Hari itu, cuaca sangat cerah. Matahari bersinar terang, menerangi sekolah yang biasanya dipenuhi tawa riang kami saat jam istirahat. Aku masih ingat, aku duduk di kelas 2 SD ketika obrolan itu dimulai.
Di sela waktu luang, aku dan teman-teman membicarakan suatu hal yang menarik, sejarah gedung sekolah kami. Sekolah ini memang bangunan tua, dengan tembok kusam dan jendela besar yang sering berderit tertiup angin. Desas-desus tentang asal-usulnya sudah lama terdengar, tetapi kami tidak pernah benar-benar memikirkannya.
Hingga Rani, salah satu temanku, tiba-tiba berkata serius, “Kalian tahu gak? Katanya gedung sekolah kita dulunya rumah sakit.”
Semua mata langsung tertuju padanya.
“Rumah sakit?”, tanyaku padanya
“Iya”, katanya.
Temanku bulang, dulu disini banyak pasien dirawat. Tapi karena sesuatu, rumah sakit ini ditutup dan jadi sekolah.
Obrolan itu mengubah suasana kelas. Beberapa teman mulai berbisik, ada yang ragu, ada pula yang penasaran. Aku bersama Raka, Dina, dan Fajar, sepakat untuk mencari tahu kebenarannya. Kami ingin tahu, apa yang sebenarnya tersembunyi di balik sejarah bangunan tua ini.
Saat jam istirahat, kami memulai “penyelidikan.” Kami berjalan berkeliling gedung sekolah, memeriksa ruang guru yang kosong, lorong gelap di belakang perpustakaan, bahkan kamar mandi yang katanya angker.

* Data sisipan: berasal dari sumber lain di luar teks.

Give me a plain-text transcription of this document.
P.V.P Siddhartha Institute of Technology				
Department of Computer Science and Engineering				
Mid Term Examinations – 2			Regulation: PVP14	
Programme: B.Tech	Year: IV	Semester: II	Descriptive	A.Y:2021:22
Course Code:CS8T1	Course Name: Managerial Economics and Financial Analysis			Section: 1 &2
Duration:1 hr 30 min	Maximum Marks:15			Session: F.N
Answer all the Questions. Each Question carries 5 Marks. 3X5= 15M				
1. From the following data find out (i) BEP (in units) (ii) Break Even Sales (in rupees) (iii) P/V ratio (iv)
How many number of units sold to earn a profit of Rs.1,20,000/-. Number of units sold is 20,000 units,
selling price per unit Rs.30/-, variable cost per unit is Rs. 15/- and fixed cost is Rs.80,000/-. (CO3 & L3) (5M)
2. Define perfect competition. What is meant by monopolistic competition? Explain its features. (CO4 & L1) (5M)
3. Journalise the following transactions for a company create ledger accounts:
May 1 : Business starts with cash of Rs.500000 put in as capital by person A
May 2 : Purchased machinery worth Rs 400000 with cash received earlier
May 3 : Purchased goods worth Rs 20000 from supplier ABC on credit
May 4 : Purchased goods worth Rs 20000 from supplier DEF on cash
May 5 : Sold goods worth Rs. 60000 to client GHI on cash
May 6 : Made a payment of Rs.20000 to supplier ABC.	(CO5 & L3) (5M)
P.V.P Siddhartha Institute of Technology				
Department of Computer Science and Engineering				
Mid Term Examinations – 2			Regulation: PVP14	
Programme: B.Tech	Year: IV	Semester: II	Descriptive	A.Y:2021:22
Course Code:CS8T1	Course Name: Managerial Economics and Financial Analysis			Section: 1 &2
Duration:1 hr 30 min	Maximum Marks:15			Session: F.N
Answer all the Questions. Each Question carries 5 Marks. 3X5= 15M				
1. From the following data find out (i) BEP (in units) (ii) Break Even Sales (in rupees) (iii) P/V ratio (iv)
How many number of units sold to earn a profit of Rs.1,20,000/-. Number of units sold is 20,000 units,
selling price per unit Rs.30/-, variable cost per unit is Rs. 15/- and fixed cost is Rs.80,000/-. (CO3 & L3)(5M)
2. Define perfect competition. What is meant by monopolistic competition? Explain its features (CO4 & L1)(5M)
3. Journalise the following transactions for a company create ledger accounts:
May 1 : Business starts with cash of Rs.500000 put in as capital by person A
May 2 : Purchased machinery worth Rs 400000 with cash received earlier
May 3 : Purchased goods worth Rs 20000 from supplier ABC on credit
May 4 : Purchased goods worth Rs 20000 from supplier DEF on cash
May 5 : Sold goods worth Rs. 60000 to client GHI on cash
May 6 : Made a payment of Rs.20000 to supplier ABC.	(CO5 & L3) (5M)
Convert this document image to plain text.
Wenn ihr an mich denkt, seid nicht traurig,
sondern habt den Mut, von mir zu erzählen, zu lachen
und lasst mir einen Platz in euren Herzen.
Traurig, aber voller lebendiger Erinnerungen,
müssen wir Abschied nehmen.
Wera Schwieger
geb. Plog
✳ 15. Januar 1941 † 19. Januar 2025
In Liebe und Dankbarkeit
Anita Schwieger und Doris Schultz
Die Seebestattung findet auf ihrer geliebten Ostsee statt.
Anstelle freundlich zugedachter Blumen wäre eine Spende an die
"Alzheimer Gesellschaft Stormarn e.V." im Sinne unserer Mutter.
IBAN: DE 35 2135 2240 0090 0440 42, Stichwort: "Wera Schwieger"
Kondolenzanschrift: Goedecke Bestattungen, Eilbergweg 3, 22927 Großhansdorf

Tapi kami tidak menemukan apa pun yang aneh.
Hingga akhirnya, kami tiba di kebun belakang sekolah. Kebun itu sunyi, jarang dijamah siapa pun. Pohon-pohon besar menjulang tinggi, semak-semak liar tumbuh subur, dan suasananya terasa lebih dingin dibanding tempat lain di sekolah.
Kami berjalan perlahan di antara semak-semak, mengamati setiap sudut. Dina, yang berjalan di depan, tiba-tiba berhenti mendadak.